Google presents Genie: Text to Video Game AI
People & Blogs
Google presents Genie: Text to Video Game AI
Google has introduced Genie, the first generative interactive environment trained in an unsupervised manner using unlabeled internet videos. This model is capable of generating a wide array of controllable Virtual Worlds through text, synthetic images, photographs, and even sketches. With 11 billion parameters, Genie serves as a foundational World model consisting of a spatio-temporal video tokenizer, an auto-aggressive Dynamics model, and a simple and scalable latent action model. Despite being trained without ground truth action labels or other domain-specific requirements typically found in world model literature, Genie allows users to interact within the generated environments on a frame-by-frame basis. Moreover, the learned latent action space enables training agents to replicate behaviors from unseen videos, paving the way for the development of versatile agents in the future.
Keywords:
- Genie
- Generative interactive environments
- Unsupervised training
- Virtual Worlds
- Latent action model
- Behavior imitation
- Generalist agents
FAQ:
What is Genie? Genie is a generative interactive environment developed by Google that is trained in an unsupervised manner using unlabeled internet videos. It can create controllable Virtual Worlds through various mediums such as text, images, and sketches.

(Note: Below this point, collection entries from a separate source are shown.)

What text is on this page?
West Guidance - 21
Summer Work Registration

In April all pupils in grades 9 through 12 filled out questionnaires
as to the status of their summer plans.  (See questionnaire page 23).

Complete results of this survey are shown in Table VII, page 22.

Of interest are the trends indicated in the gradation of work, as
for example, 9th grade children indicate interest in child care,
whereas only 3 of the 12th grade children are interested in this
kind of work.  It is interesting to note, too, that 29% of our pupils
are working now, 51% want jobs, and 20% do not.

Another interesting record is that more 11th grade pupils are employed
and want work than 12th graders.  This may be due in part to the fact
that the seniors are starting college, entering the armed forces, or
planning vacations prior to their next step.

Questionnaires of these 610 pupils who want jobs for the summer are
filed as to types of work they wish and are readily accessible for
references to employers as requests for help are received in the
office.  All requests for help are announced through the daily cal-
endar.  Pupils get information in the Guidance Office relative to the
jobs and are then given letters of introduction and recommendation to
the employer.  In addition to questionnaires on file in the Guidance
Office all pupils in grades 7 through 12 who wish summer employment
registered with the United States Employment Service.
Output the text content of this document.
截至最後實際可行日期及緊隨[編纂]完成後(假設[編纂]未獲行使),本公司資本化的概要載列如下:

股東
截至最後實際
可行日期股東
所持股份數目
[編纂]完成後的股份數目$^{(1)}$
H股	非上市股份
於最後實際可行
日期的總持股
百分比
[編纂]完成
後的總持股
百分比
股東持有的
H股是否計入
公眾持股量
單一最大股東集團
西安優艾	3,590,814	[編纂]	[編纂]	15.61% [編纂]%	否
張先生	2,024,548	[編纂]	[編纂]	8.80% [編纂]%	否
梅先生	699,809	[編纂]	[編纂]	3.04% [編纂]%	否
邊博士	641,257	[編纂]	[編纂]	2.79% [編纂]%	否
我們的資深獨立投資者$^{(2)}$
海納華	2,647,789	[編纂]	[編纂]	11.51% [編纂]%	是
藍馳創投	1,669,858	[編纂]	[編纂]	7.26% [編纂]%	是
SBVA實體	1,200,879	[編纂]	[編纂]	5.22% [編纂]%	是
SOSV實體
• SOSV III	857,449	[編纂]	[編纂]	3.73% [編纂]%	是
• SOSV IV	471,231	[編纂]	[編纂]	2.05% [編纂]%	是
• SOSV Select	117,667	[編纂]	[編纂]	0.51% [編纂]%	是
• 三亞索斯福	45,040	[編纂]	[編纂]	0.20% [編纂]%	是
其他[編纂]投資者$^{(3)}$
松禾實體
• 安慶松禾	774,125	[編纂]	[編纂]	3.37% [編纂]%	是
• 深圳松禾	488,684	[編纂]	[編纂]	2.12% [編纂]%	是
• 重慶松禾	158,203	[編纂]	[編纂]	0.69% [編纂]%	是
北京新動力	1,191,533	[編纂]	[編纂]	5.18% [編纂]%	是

What sets Genie apart from other models? Genie's unique aspect lies in its ability to generate environments without the need for ground truth action labels or specific domain requirements typically seen in similar models. This enables users to engage in these environments interactively on a frame-by-frame basis.
How does Genie facilitate agent training? The latent action space learned by Genie allows for the training of agents to imitate behaviors from videos that were not part of the training data. This capability opens up possibilities for developing generalist agents with a wide range of skills and abilities.